XPOL filed a motion to dismiss or transfer Access’s suit.1 Mot. to Dismiss or Transfer (“Mot.”), ECF No. 9. XPOL argues each claim arises under a February 2, 2016 contract it entered with LTI. Mot. at 5. This contract incorporated a forum selection clause by way of XPOL’s “Standard Terms and Conditions.” Id. XPOL contends this clause required Access to file its suit in North Carolina. Id. at 5-6. Access filed an opposition to XPOL’s motion, ECF No. 18, and XPOL filed a reply, ECF No. 21. Because XPOL’s reply introduced new evidence and raised new legal arguments, the Court granted Access’s request to file a surreply. See Plf.’s Ex parte Application, ECF No. 25; Feb. 10, 2020 Minute Order, ECF No. 26; see also Plf.’s Surreply, ECF No. 27.

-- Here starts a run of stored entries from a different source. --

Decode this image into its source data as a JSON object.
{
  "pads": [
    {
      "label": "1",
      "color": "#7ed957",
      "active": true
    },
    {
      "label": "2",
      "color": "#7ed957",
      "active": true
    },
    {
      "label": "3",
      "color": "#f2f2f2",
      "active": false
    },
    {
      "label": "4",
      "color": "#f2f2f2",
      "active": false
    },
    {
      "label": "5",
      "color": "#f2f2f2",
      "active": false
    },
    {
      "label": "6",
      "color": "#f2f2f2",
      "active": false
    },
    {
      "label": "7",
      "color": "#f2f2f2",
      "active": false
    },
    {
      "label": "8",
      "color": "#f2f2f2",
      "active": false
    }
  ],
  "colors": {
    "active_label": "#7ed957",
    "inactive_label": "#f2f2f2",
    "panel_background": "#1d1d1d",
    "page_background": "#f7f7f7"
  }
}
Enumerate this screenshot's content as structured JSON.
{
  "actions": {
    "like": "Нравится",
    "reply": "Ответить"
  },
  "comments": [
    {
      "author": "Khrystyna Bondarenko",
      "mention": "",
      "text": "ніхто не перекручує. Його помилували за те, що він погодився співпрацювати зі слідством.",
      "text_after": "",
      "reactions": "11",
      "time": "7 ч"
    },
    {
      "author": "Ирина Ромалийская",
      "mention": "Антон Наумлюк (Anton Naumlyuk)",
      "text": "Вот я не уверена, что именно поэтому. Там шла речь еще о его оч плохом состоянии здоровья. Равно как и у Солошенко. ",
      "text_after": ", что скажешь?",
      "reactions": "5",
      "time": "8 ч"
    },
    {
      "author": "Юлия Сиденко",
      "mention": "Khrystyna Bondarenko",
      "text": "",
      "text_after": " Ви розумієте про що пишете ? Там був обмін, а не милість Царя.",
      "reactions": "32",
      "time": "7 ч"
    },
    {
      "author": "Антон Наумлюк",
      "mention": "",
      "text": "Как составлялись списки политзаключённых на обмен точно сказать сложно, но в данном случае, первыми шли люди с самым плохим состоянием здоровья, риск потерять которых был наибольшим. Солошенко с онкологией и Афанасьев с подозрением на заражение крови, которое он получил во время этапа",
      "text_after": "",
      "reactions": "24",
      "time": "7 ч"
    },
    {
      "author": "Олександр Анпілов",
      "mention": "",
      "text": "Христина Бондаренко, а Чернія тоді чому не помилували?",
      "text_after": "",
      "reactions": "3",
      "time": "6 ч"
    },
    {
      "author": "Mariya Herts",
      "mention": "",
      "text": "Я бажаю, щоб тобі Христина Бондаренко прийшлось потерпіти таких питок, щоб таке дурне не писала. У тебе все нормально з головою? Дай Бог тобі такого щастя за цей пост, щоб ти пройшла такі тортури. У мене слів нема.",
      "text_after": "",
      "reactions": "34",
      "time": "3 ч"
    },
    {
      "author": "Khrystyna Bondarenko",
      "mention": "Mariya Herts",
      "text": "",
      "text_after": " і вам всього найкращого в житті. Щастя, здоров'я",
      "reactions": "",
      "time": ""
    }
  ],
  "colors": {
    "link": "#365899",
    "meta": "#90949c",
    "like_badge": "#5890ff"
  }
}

The Court finds XPOL failed to show that its February 2, 2016 contract with LTI covered the shipment of fetal bovine serum at issue here. XPOL similarly fell short of identifying any other basis for subjecting Access to the forum selection clause contained in XPOL’s terms and conditions. For these reasons, the Court denies XPOL’s motion to dismiss or transfer venue.
In October 2016, Access purchased 1200 liters of fetal bovine serum from LTI, to be delivered to Access’s contractor J.R. Scientific. Compl. ¶ 10. LTI then hired XPOL to transport the order from LTI’s facility in Grand Island New York to J.R. Scientific in Woodland, California. Compl. ¶ 11.
On January 6, 2017, XPOL’s subcontractor picked up the order at LTI’s facility and began the cross-country delivery. Compl. ¶ 14. The subcontractor arrived in Woodland, California six days later. Compl. ¶15. The parties dispute exactly what happened to the shipment en route, but ultimately, the USDA ordered that the entire order be destroyed. See Compl. ¶¶ 14-15; Mot. at 3. Access contends the destruction of their order resulted in a $298,935 loss. Compl. ¶ 15. LTI filed a claim with XPOL to recoup this loss, but XPOL denied it. Compl. ¶ 16. LTI then assigned its claims to Access. Compl. ¶ 17.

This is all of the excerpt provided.